Все гаджеты, вплоть до вшитого под кожу индивидуализирующего чипа, изымались перед отправкой. Аудио и видеозапись происходящего осуществляло само защитное поле сферы.
Как этот процесс работает, Фросе было глубоко безразлично. Она знала, что когда вернётся из экспедиции и сдаст браслет управления, больше похожий на бронзовое зарукавье[1], чем на сложное техническое устройство, то меньше, чем через пятнадцать минут, получит все видеофайлы, отснятые за эти два часа. Значит, в первую очередь, фиксация материала, а уже дома его комплексное изучение и анализ.
Спрятав блокнот в карман чёрного комбинезона, женщина направилась к дому.
Подойдя к плетёному забору, остановилась, внимательно разглядывая его. Кое-где воткнутые в землю ивовые ветки проросли, превращая дело рук человека в природную зелёную ограду. На заборе, помимо разных кувшинов и горшков, висели вещи: льняная рубаха и жёлтые шерстяные портки. Ефросинья инстинктивно протянула руку потрогать ткань, но та закономерно прошла сквозь пальцы. Жалко, тактильных ощущений сильно не хватало.
Из дома вышла босоногая девушка-подросток в серой льняной рубашке и понёве, на пояске которой висел бытовой нож в ножнах. Сзади в косу были вобраны три семилопастных[2] височных кольца. В руках она держала плетённый из ивовой коры туесок.
«Проследить за девочкой или направиться в дом? — задалась вопросом Фрося. — Нет, сначала вовнутрь».
В избе стояла темень. Маленькие волоковые[3] «окна» хоть и были полностью открыты, но света почти не пропускали.

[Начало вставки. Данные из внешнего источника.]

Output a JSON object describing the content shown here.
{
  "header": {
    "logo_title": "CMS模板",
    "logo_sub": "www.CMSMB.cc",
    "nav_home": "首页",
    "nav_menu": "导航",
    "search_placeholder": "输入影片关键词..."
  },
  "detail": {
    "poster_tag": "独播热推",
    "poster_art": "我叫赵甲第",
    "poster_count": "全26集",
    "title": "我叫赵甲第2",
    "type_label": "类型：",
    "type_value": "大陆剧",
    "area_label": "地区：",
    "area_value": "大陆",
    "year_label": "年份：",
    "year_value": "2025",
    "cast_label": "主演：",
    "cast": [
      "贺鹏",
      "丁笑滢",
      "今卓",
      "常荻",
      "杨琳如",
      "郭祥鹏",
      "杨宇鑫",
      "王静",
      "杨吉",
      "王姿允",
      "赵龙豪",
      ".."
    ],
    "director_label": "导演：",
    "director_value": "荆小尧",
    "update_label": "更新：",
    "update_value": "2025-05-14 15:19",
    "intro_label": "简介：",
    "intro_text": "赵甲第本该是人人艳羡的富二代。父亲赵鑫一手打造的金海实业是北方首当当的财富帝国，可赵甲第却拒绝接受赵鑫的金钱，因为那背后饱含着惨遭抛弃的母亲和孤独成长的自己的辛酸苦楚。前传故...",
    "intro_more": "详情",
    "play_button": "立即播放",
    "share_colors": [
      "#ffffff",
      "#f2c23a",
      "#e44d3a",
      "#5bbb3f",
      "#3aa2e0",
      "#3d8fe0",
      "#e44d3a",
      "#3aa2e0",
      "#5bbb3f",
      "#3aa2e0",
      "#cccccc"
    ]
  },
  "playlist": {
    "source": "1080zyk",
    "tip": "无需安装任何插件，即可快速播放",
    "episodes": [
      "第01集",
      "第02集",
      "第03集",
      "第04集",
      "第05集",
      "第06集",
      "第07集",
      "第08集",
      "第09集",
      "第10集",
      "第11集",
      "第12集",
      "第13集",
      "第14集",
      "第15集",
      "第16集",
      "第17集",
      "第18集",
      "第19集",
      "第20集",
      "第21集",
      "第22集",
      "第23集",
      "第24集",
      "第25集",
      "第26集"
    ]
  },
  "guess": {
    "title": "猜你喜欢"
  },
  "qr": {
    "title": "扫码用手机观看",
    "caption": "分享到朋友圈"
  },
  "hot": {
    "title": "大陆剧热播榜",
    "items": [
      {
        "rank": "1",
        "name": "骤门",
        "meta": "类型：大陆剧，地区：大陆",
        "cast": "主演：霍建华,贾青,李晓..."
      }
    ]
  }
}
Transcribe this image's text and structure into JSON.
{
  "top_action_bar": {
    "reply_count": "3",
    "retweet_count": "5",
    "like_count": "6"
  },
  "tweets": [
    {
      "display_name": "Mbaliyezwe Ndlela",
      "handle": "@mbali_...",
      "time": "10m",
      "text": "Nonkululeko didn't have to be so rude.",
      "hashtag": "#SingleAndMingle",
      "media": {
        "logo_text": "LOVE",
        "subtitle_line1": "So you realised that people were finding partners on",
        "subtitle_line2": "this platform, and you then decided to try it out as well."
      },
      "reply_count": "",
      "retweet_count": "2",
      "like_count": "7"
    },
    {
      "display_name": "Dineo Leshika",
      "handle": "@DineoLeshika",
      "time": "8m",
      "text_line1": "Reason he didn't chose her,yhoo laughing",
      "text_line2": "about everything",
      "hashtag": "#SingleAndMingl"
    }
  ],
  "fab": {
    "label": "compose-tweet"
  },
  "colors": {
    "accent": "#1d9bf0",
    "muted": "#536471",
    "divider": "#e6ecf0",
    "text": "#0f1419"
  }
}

Миновав клеть и подождав, когда глаза привыкнут к полумраку, исследователь осмотрелась. Места было немного, у стен стояли огромные рундуки[4], заменявшие хозяевам и шкафы, и кровати. Чуть поодаль находился стол с лавками. И что удивительно: печь, а не костровое место. Нет, не лежанка, которую каждый школьник знает по 3D изображению в учебнике, а маленькая, похожая на застывшую и обмазанную глиной черепаху. Рядом с печью расположилась кухонная утварь: ручной жернов, большой глиняный горшок, поодаль лежали дрова. Над одним из рундуков висела волчья шкура и топор.
За столом сидели трое: полнотелая румяная женщина и двое мужчин. Их речь была совершенно не похожа на современную. Хоть Ефросинья и знала старорусский, но понять смысл беглого разговора без расшифровки археолингвиста было крайне сложно.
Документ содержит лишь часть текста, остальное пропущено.